Ring the bells that can still ring.
Forget your perfect opening.
There is a crack in everything.
That’s how the light gets in.
Sometimes life hurts, sometimes life hurts a lot, and sometimes the hurt is unbearable, but we bear it in the moment and the next moment…. A baby is born, perfect only in a parent’s eyes. It’s only purpose to grow and thrive, and to love and be loved. I think this is our purpose throughout our life span, no matter how short or how long. Doing this “perfectly” is not possible. We all get broken by life in some way, there are no exceptions. The longer I live, the more scars I get. I have been beat up, but I’ve thrown some good punches too.
So what are my “…bells that can still ring?” I have an old electronic piano keyboard that has a few keys that are not perfectly in tune. I still play and enjoy it and work around the imperfect keys. My brain seems to fill in the note for me, and I still hear it in tune. I’ve adapted to this limitation because there is so much that is good about making music. I don’t always come up with the best word while I am writing, but that’s what a thesaurus is for. I have to say “no” more often, so I can say “yes” to what is most important to me. I have less people that I tell “ Call me day or night or 3 a.m. and I’ll be there if you need me.” I need my sleep. I have seen and felt horrible things and my soul and body will carry them everyday. Bad things happen to good and bad people. Not all wounds heal. My presence, my love, my friendship are bells I can still ring.
At times, I’ve actually believed that if I was perfect, or tried hard enough, I could make things happen. This makes me laugh now! There is no “perfect”, and if there were I suspect we would all be a bit bored. I now realize my desire to be perfect before I could act was a “perfect” excuse! What I see now is that going for this unattainable state before I acted meant I could avoid my fear, stay safe and avoid failure. There is nothing noble in avoiding life out of fear of failure no matter the reason. “Fake it till you make it.”sounds much more real and possible. It says to me “Just keep moving!” and “Now!”

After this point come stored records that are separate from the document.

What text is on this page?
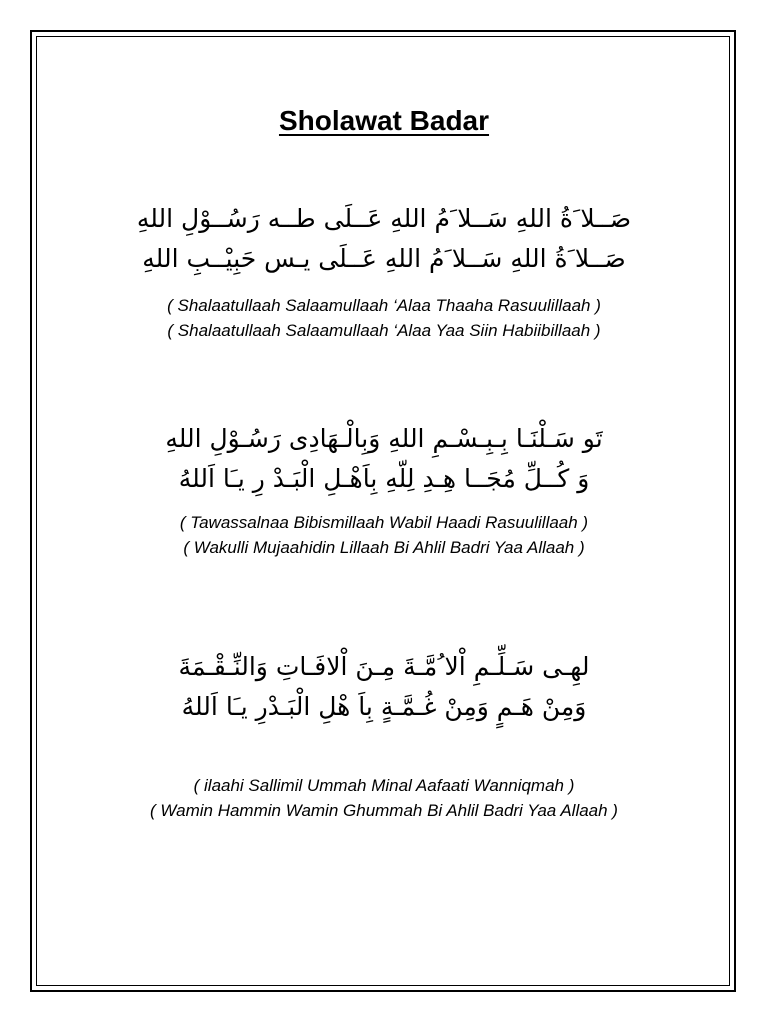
Sholawat Badar
صَــلا َةُ اللهِ سَــلا َمُ اللهِ عَــلَى طــه رَسُــوْلِ اللهِ
صَــلا َةُ اللهِ سَــلا َمُ اللهِ عَــلَى يـس حَبِيْــبِ اللهِ
( Shalaatullaah Salaamullaah ‘Alaa Thaaha Rasuulillaah )
( Shalaatullaah Salaamullaah ‘Alaa Yaa Siin Habiibillaah )
تَو سَـلْنَـا بِـبِـسْـمِ اللهِ وَبِالْـهَادِى رَسُـوْلِ اللهِ
وَ كُــلِّ مُجَــا هِـدِ لِلّهِ بِاَهْـلِ الْبَـدْ رِ يـَا اَللهُ
( Tawassalnaa Bibismillaah Wabil Haadi Rasuulillaah )
( Wakulli Mujaahidin Lillaah Bi Ahlil Badri Yaa Allaah )
لهِـى سَـلِّـمِ اْلا ُمَّـةَ مِـنَ اْلافَـاتِ وَالنِّـقْـمَةَ
وَمِنْ هَـمٍ وَمِنْ غُـمَّـةٍ بِاَ هْلِ الْبَـدْرِ يـَا اَللهُ
( ilaahi Sallimil Ummah Minal Aafaati Wanniqmah )
( Wamin Hammin Wamin Ghummah Bi Ahlil Badri Yaa Allaah )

We all know what a “broken” heart is. It’s not visible on an x-ray, but we’ve all felt it if we are human. The image is of a heart fractured, like a crack in a vase, a heart no longer whole. I am heartbroken. The losses I have experienced have cleaved my heart. My heart is still beating and although I am heartbroken by life I am not in despair. Most days I am happy and hopeful. I call this courage and perseverance . Leather is softest when it is worn and cracked. My favorite shoes don’t look the same as when I took them out of the box, I’ve broken them in and they fit my foot very well. I am worn and broken in, soft, pliable and teachable.

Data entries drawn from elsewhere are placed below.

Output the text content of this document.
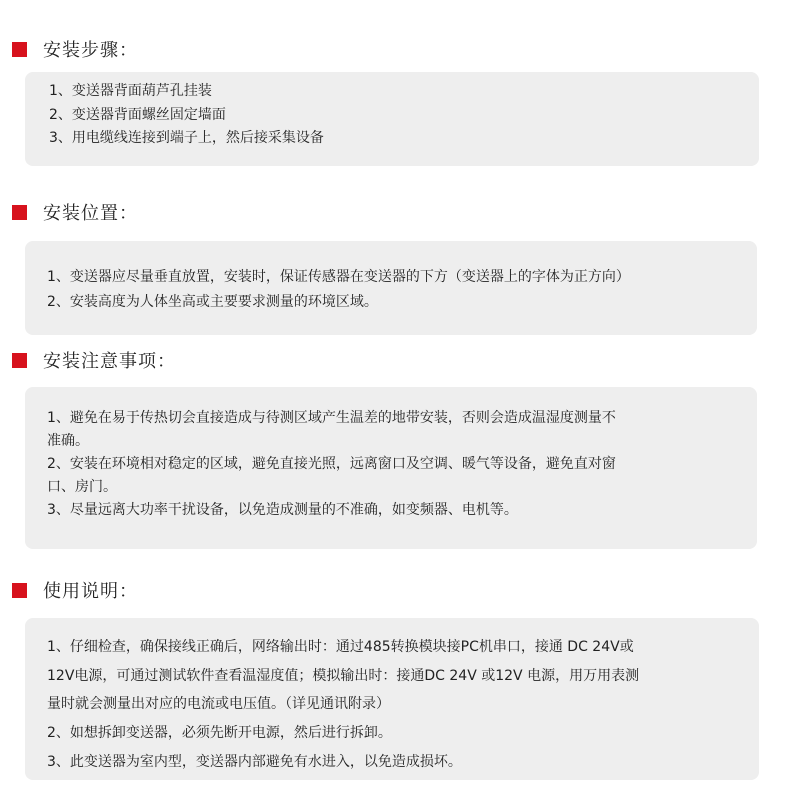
安装步骤：
1、变送器背面葫芦孔挂装
2、变送器背面螺丝固定墙面
3、用电缆线连接到端子上，然后接采集设备
安装位置：
1、变送器应尽量垂直放置，安装时，保证传感器在变送器的下方（变送器上的字体为正方向）
2、安装高度为人体坐高或主要要求测量的环境区域。
安装注意事项：
1、避免在易于传热切会直接造成与待测区域产生温差的地带安装，否则会造成温湿度测量不
准确。
2、安装在环境相对稳定的区域，避免直接光照，远离窗口及空调、暖气等设备，避免直对窗
口、房门。
3、尽量远离大功率干扰设备，以免造成测量的不准确，如变频器、电机等。
使用说明：
1、仔细检查，确保接线正确后，网络输出时：通过485转换模块接PC机串口，接通 DC 24V或
12V电源，可通过测试软件查看温湿度值；模拟输出时：接通DC 24V 或12V 电源，用万用表测
量时就会测量出对应的电流或电压值。（详见通讯附录）
2、如想拆卸变送器，必须先断开电源，然后进行拆卸。
3、此变送器为室内型，变送器内部避免有水进入，以免造成损坏。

A closed mind or a closed heart may block pain, but the light is also blocked. A closed heart blocks love, and a closed mind blocks the truth. So the light gets in when there is an opening or crack. It is impossible to navigate in complete darkness, or to see the beauty in my or my loved one’s soul. The light gets in to make me more compassionate towards myself and others. The words of Leonard Cohen and others others teach me and light my path:
Light is the symbol of truth.– James Russell Lowell.
If light is in your heart, you will find your way home. Rumi
There’s a sorrow and pain in everyone’s life, but every now and then there’s a ray of light that melts the loneliness in your heart and brings comfort…. – Hubert Selby, Jr.
So light a candle and pray for the people of Ukraine.